UC Leaders Call for More Student Involvement in Implementation of Sanctions

Sunday Night with the UC
Catherine L. Zhang '19 and Nicholas D. Boucher '19 preside over an Undergraduate Council Meeting.
Undergraduate Council President Catherine L. Zhang ’19 and Vice President Nicholas D. Boucher ’19 urged administrators to consider student opinion as the College implements its penalties on members of single-gender social groups in an interview Sunday.

In Dec. 2017, after over a year of debate about the proposed penalties—which prevent members of single-gender final clubs and Greek organizations from holding campus leadership positions, athletic team captancies, and from receiving College endorsement for certain fellowships—the Harvard Corporation, the University’s highest governing body, voted to formally adopt the policy.

In the interview, Zhang and Boucher said they remained concerned with what they called a lack of student involvement in the ongoing implementation process. The College released a final implementation plan for the policy in early March.

Associate Dean of Student Engagement Alex R. Miller wrote in an emailed statement that the College has met with students throughout the implementation process and will continue to do so as it the implementation plan is finalized.

“Throughout the course of the process of drafting the implementation policy, we have had numerous meetings in which the UC and other student representatives were engaged, and since then the policy has been voted on and will be placed into the student handbook,” Miller wrote. “Student feedback is always a priority and we will continue to work closely with our students with the goal of making the framework operational in the fall.”


The Corporation also voted in December to mandate a review of the penalties roughly five years after their implementation. In addition to that review, the Committee on Student Life—comprising students and faculty—will be tasked with making “periodic, interim reports” to Faculty members and administrators, according to a letter sent by University President Drew G. Faust and Corporation Senior Fellow William F. Lee announcing the Corporation’s decision.

As president and vice president of the Council, Zhang and Boucher serve as co-chairs of that committee, along with Dean of Students Katherine G. O’Dair.

But, according to Zhang, the duo hoped to have more involvement in hashing out the final details of the policy’s implementation.
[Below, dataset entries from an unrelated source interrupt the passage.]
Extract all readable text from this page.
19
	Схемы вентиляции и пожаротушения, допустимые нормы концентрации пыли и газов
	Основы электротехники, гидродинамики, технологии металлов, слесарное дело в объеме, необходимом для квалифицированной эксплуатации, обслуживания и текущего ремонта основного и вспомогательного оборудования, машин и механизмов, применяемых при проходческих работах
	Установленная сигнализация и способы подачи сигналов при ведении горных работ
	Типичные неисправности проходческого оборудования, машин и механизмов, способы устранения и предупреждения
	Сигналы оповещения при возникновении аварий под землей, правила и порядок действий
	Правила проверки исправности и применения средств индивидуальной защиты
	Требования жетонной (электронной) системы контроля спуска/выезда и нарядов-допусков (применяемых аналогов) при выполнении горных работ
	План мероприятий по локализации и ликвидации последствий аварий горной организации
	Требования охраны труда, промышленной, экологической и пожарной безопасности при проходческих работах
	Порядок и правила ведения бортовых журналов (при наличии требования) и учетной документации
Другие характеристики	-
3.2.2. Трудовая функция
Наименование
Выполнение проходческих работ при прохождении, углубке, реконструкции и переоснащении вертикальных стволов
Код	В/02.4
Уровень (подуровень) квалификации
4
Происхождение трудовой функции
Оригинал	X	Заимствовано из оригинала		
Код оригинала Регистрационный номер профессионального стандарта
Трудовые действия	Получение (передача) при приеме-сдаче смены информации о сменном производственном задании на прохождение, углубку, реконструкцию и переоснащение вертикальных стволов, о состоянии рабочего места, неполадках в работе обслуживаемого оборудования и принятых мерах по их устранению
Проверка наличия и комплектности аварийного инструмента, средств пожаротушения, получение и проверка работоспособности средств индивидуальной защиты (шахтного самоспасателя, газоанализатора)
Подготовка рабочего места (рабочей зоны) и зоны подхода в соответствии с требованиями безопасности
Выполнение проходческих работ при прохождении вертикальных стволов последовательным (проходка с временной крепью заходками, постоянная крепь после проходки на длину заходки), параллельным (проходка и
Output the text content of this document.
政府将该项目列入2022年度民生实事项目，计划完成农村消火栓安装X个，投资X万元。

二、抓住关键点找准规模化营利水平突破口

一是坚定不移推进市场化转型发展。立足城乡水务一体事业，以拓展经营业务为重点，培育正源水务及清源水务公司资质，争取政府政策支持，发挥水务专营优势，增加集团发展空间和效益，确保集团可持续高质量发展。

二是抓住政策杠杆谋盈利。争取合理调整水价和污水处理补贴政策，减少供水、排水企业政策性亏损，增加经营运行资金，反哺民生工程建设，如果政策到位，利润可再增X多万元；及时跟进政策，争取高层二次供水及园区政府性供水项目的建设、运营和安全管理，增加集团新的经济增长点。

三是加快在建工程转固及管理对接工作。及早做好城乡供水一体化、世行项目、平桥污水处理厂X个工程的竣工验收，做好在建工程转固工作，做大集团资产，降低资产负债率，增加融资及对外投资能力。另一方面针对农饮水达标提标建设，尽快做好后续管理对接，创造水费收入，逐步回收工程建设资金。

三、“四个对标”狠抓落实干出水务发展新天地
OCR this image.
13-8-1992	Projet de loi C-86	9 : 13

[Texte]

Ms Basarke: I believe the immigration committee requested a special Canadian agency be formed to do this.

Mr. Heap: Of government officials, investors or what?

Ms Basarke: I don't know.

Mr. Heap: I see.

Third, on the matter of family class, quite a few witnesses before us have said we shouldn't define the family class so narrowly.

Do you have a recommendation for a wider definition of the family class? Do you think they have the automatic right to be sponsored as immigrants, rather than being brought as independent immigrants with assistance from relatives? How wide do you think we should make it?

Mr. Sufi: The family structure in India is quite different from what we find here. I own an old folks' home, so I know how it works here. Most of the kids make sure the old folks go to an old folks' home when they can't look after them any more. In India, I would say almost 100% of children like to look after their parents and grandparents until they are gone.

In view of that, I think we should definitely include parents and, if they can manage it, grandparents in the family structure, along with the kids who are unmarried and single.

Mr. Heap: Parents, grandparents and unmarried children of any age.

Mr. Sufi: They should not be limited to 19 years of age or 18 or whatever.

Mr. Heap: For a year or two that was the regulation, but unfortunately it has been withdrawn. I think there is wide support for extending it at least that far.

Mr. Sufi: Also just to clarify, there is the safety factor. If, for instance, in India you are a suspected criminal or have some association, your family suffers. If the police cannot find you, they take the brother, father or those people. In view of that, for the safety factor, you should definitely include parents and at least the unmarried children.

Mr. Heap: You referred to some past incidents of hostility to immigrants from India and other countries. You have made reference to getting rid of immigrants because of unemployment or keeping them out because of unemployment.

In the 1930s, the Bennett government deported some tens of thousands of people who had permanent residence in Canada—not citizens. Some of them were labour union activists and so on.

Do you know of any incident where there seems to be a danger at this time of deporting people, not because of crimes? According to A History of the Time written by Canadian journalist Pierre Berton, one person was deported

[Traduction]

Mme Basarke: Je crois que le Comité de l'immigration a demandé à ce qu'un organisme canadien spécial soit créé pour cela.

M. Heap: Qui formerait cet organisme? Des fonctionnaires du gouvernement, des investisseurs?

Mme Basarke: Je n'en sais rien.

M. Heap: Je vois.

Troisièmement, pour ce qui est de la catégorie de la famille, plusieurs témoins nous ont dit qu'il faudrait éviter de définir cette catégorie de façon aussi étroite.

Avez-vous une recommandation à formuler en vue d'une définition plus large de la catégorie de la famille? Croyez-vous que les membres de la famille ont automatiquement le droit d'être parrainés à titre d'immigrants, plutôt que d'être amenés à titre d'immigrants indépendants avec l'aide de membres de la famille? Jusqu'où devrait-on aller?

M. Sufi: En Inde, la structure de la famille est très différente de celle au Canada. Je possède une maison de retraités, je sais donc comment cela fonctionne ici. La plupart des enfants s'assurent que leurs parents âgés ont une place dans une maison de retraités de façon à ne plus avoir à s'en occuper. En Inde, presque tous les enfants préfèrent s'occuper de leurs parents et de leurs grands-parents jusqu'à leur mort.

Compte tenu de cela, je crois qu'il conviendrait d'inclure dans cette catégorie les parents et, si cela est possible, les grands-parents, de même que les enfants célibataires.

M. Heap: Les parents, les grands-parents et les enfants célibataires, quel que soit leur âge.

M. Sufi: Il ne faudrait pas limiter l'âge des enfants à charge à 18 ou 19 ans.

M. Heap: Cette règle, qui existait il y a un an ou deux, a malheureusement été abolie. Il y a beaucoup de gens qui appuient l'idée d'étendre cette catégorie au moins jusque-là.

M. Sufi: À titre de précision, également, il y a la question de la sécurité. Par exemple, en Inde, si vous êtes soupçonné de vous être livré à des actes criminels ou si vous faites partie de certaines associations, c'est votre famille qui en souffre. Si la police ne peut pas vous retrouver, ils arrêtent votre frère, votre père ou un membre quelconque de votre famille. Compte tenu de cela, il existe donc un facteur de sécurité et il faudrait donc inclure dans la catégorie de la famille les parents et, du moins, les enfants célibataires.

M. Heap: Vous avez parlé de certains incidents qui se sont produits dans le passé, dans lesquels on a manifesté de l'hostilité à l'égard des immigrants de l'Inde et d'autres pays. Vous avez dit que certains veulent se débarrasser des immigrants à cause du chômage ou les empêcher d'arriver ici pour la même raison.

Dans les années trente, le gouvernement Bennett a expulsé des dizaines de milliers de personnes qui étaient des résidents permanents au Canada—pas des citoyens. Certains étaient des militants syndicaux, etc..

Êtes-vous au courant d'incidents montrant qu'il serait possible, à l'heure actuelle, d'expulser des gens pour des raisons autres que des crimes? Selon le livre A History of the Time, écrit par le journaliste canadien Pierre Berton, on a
“We had been told we would have a seat at the table, but right now, we haven’t been shown much besides our involvement with the Committee on Student Life,” Zhang said.

“Because right now, where the directive is coming from, is from people in the [Office of Student Life], from administrators in the OSL,” she added. “Students’ rallying cry is getting more student representation and more student voice in the room.”

Boucher said he and Zhang have sought to gather a “broad set of perspectives” from students to bring to administrators.

“I’m not saying there is a disconnect right now,” Boucher said. “But we want to make sure that there is not a disconnect between the people that the policy is going to affect—the people that are tangibly affected by it—and the people writing it.”

Boucher reiterated the position on social group penalties he and Zhang put forward during their campaign for UC leadership last fall. The Zhang and Boucher ticket was the only one—out of three—that broadly supported the College’s efforts to regulate single-gender social groups.

During the campaign, though, the pair said they did not support the penalties as outlined by administrators at the time. On Sunday, Zhang and Boucher said they still have similar reservations about the policy, specifically its potential effects on female groups. In its final implementation plan, the College announced it had canceled a proposed “bridge” program that would have allowed all-female final clubs and sororities a longer period of time to go gender-neutral.

“I think one problem that we talked about specifically was how this could affect women’s groups on campus,” Boucher said. “And that’s not to say that women’s groups can or should or need to be treated any differently. But it is recognizing that there is value to places that are safe spaces for individuals identifying as women.”

“And I think that was one concern that we had that perhaps is addressed in some ways, but isn’t necessarily fully addressed,” Boucher added.